Les magistrats de la rue Cambon ont calculé qu’il « y aurait donc un surcoût croissant pendant 40 ans, jusqu’à 34 milliards d’euros (valeur 2015), puis décroissant dès lors qu’il n’y aurait plus de nouveaux retraités » dans le régime des fonctionnaires et que donc les pensions à servir baisseraient. Une soulte pourrait être envisagée de la part des régimes du privé encaissant pendant 40 ans des cotisations sans verser de prestations, mais elle n’intègrerait pas « le coût des avantages spécifiques de retraite dont bénéficient les fonctionnaires » et serait difficilement calculable pour les régimes de retraite complémentaire.
« Complexe et coûteux »
La cour examine enfin la troisième option parfois avancée quand on parle d’intégration au régime général : celle d’un adossement, qui consiste à isoler une part de cotisation pour financer la part de retraite correspondant aux droits équivalents à ceux du privé, l’employeur public finançant les droits supplémentaires. Mais outre que cela supposerait qu’on puisse reconstituer les droits dans le privé, ce qui n’est pas possible, l’Etat « devrait verser une soulte très élevée ». du fait de sa situation démographique.

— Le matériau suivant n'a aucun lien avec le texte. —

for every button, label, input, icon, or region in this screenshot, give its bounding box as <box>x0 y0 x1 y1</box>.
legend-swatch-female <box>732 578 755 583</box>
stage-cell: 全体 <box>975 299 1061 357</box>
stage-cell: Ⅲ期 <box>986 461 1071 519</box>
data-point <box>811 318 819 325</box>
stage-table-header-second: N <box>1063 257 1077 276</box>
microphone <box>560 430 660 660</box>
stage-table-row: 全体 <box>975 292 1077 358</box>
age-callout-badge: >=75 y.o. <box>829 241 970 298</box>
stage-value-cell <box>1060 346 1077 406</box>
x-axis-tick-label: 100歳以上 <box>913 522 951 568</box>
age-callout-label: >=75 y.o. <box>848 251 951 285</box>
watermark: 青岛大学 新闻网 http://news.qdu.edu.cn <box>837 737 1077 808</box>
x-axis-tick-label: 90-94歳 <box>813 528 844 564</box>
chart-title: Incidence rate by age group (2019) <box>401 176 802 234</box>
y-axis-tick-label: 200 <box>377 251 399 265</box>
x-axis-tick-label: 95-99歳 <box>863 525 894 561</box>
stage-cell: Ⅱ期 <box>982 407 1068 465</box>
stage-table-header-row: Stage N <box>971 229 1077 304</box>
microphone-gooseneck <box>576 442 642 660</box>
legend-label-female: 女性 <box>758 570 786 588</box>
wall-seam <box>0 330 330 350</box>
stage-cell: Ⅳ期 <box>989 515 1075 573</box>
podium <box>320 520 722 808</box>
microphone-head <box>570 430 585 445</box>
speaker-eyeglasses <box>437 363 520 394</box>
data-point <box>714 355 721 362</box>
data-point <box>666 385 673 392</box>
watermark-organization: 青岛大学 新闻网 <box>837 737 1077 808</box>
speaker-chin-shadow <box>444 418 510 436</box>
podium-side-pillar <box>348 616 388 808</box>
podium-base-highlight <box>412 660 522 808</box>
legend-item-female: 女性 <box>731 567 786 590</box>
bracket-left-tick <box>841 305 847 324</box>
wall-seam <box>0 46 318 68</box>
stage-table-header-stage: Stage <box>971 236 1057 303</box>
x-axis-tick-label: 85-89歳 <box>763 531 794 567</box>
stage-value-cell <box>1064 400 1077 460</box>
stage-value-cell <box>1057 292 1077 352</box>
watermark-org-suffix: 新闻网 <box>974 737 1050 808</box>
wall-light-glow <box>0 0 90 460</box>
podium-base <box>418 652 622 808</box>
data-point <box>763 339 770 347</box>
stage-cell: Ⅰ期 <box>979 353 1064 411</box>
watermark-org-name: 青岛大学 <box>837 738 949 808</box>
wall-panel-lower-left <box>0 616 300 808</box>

« Un tel scénario de réforme, techniquement complexe et financièrement coûteux, n’aurait de véritable portée que s’il s’accompagnait d’une décision d’alignement, éventuellement progressif mais maintenu dans la durée, des règles [du public sur le privé] », prévient le rapport qui rappelle qu’il y a eu un précédent : celui des industries électriques et gazières où il n’en a en définitive rien été.
Pour le statu quo
Mais si elle rejette les solutions radicales, la Cour des comptes n’en défend pas pour autant le statu quo. Elle loue les « réformes significatives réalisées à compter de 2003 » qui ont permis une progression de la convergence entre public et privé et plaide pour des évolutions « plus aisées à mettre en oeuvre » qui s’inscrirait « dans leur continuité ».
Concernant la gouvernance et le pilotage, les magistrats de la rue Cambon plaident pour la création dans les trois ans d’une caisse de retraite pour l’Etat comme il en existe déjà une pour les agents des collectivités locales et les hôpitaux, dont ils souhaitent améliorer l’efficience.
Sept leviers
Un sujet explosif, comme la proposition d’allonger de 5 à 10 ans de la période de référence pour le calcul de la retraite.